Could someone explain how to do the "manual bomb sight method" please?
 

bob

It's better to have two hands than one glove.
Could someone explain how to do the "manual bomb sight method" please?

When you invoke Flexi's Rip and Print for a job with a contour cut path specified on the Registration Mark menu on the Contour tab select '4 Point". It should be the first item on the menu.

Print the job. There will be a small cross with a couple of concentric circles printed at each corner of the print. Each mark will be numbered 1 through 4.

Load the print into the plotter as square as you can make it.

Send the job to the plotter. The plotter will present a dialog asking you [trying to remember the exact text and I can't] how you want to locate the registration marks.

I always choose the second option, whatever it is, and then perhaps another dialog asking if you want to use the the plotter's built-in light pointer. If your plotter has one. Some people have actual physical bomb sights that they temporarily install in place of the blade holder. Others, not doubt with better vision than myself, just use the tip of the blade.

After selecting the correct option for your situation, a dialog will be displayed telling you to locate the first registration mark. Move the light pointer/bomb sight/blade/whatever you're using on the plotter to the dead center of the first mark.

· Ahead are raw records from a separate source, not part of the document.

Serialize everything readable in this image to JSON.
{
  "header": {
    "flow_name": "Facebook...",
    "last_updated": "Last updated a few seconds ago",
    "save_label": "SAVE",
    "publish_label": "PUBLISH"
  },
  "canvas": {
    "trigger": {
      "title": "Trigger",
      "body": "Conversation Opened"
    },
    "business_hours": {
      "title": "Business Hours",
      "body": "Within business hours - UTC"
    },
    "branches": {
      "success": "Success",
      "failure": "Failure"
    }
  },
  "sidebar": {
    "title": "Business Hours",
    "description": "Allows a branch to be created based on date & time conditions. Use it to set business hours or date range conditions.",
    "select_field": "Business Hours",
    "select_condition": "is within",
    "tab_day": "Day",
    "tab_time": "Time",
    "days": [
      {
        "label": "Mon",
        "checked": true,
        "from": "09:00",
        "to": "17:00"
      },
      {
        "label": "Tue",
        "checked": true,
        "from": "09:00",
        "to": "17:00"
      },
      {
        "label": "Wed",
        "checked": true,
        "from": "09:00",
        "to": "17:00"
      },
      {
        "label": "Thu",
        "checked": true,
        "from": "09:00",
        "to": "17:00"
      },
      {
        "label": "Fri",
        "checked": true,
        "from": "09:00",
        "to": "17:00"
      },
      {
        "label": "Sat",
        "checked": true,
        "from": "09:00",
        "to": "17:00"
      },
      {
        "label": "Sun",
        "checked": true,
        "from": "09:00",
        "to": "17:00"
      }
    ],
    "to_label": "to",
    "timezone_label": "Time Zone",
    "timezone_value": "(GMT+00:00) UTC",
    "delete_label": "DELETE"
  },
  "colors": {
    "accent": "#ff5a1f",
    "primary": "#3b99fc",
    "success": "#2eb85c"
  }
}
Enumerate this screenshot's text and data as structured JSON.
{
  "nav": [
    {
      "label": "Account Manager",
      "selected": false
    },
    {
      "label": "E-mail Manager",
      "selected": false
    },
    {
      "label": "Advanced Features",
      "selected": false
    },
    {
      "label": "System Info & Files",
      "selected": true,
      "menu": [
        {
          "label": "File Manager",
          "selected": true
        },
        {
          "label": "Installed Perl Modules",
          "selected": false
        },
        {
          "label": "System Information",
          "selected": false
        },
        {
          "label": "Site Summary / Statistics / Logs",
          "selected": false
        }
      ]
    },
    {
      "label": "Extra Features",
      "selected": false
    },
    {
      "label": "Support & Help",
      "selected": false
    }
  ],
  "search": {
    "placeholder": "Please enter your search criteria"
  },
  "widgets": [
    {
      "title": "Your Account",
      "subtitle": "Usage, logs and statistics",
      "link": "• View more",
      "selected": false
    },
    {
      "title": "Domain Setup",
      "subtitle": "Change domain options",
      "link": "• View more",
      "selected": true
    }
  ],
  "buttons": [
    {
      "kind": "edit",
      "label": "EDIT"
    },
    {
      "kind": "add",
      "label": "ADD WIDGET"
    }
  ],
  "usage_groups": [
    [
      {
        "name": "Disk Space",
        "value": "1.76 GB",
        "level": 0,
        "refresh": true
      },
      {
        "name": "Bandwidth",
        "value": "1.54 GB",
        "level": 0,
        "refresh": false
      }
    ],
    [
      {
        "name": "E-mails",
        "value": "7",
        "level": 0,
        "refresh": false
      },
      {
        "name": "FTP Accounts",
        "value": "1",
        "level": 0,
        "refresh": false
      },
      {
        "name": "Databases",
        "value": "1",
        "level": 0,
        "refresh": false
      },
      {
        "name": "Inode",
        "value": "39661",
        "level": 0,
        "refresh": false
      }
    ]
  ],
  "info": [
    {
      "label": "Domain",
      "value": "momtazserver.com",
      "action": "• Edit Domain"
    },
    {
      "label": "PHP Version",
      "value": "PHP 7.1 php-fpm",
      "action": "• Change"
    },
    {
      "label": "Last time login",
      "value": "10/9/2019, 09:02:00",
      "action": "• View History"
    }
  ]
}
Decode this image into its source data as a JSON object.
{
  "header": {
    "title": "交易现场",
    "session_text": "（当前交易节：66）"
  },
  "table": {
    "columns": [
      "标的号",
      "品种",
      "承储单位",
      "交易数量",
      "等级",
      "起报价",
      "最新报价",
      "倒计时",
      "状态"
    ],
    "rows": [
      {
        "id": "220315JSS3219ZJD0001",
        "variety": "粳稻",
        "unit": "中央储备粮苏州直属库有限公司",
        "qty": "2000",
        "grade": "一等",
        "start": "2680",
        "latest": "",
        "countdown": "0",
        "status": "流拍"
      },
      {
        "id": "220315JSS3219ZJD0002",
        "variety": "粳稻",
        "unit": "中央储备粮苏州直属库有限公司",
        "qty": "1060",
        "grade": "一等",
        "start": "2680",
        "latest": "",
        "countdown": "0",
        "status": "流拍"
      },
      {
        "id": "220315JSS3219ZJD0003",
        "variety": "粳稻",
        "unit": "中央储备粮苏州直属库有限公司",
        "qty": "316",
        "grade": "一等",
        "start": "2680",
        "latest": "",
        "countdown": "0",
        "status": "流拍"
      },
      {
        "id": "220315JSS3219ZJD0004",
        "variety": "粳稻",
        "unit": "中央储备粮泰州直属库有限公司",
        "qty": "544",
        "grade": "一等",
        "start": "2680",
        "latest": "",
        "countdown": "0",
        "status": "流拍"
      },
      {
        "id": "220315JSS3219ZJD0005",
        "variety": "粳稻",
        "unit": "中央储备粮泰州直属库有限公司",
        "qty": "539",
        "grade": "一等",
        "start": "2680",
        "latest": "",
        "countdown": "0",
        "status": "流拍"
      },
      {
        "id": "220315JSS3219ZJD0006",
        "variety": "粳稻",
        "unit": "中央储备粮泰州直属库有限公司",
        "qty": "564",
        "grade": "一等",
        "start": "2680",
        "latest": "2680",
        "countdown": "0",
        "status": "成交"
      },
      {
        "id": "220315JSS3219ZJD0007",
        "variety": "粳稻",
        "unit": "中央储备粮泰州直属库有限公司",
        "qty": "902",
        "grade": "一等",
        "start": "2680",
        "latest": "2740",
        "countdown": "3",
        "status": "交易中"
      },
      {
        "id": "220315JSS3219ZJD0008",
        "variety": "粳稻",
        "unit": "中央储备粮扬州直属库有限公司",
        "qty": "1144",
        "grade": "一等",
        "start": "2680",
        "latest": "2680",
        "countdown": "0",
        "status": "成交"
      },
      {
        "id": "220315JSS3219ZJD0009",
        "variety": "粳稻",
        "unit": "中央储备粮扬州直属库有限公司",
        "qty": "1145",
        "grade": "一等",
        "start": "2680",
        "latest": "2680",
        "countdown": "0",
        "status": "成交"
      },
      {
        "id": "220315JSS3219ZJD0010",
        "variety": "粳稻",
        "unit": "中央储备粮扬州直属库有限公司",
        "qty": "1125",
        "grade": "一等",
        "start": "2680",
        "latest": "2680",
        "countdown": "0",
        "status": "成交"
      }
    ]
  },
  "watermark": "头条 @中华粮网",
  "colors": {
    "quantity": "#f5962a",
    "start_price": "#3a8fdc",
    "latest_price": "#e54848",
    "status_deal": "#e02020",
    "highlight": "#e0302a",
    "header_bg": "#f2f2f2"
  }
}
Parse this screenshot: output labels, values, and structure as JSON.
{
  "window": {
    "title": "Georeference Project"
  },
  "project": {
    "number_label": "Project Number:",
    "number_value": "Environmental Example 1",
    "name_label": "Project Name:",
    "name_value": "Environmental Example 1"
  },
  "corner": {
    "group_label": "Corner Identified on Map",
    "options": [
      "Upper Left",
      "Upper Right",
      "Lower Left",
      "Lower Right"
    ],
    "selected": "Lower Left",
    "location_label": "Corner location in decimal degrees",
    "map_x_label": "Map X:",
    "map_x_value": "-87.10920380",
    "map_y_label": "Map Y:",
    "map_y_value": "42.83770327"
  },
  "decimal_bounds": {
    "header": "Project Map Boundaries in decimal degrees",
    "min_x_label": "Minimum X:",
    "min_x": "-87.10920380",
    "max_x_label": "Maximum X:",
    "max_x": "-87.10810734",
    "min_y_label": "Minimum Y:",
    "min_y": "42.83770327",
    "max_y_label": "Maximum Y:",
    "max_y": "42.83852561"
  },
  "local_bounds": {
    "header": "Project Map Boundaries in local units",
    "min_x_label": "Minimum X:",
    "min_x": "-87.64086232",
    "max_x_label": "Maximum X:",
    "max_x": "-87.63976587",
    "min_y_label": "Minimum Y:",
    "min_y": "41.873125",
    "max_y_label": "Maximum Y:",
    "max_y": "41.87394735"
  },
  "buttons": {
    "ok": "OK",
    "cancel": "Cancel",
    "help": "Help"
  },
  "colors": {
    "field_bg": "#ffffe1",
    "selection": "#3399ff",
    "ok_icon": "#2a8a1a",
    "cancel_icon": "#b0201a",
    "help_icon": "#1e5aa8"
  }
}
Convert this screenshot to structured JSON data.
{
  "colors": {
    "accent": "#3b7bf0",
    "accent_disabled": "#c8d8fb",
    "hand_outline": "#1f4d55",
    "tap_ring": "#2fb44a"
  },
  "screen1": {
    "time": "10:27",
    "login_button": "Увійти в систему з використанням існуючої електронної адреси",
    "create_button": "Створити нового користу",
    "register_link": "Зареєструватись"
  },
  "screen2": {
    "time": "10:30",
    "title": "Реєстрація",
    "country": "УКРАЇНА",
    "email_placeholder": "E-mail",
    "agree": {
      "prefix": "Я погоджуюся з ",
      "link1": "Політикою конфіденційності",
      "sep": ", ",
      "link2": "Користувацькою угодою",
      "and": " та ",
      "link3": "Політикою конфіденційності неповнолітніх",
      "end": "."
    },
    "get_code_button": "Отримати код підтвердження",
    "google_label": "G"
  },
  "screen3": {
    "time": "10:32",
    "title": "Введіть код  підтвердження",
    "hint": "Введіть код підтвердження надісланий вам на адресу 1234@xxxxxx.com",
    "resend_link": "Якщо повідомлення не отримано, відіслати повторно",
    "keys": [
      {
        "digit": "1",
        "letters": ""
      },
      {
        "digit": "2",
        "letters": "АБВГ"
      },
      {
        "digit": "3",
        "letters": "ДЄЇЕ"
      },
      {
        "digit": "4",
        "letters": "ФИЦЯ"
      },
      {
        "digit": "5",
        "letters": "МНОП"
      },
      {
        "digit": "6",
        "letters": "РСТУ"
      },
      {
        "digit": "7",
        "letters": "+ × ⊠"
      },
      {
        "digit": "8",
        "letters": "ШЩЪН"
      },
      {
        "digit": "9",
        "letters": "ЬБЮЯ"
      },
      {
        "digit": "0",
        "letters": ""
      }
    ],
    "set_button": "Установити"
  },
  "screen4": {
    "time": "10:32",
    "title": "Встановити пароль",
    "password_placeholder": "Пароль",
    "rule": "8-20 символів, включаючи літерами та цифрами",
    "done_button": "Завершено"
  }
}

Press Enter or whatever on the dialog.

Do the same thing for the next three points.

Respond to the final dialog telling you to re-install your blade holder. For the life of me I can't comprehend why this dialog is displayed when we just finished using the built-in light pen. But it does.

The plotter will take off merrily contour cutting away.

It's slow and only as accurate as your eyeball but it's absolutely foolproof.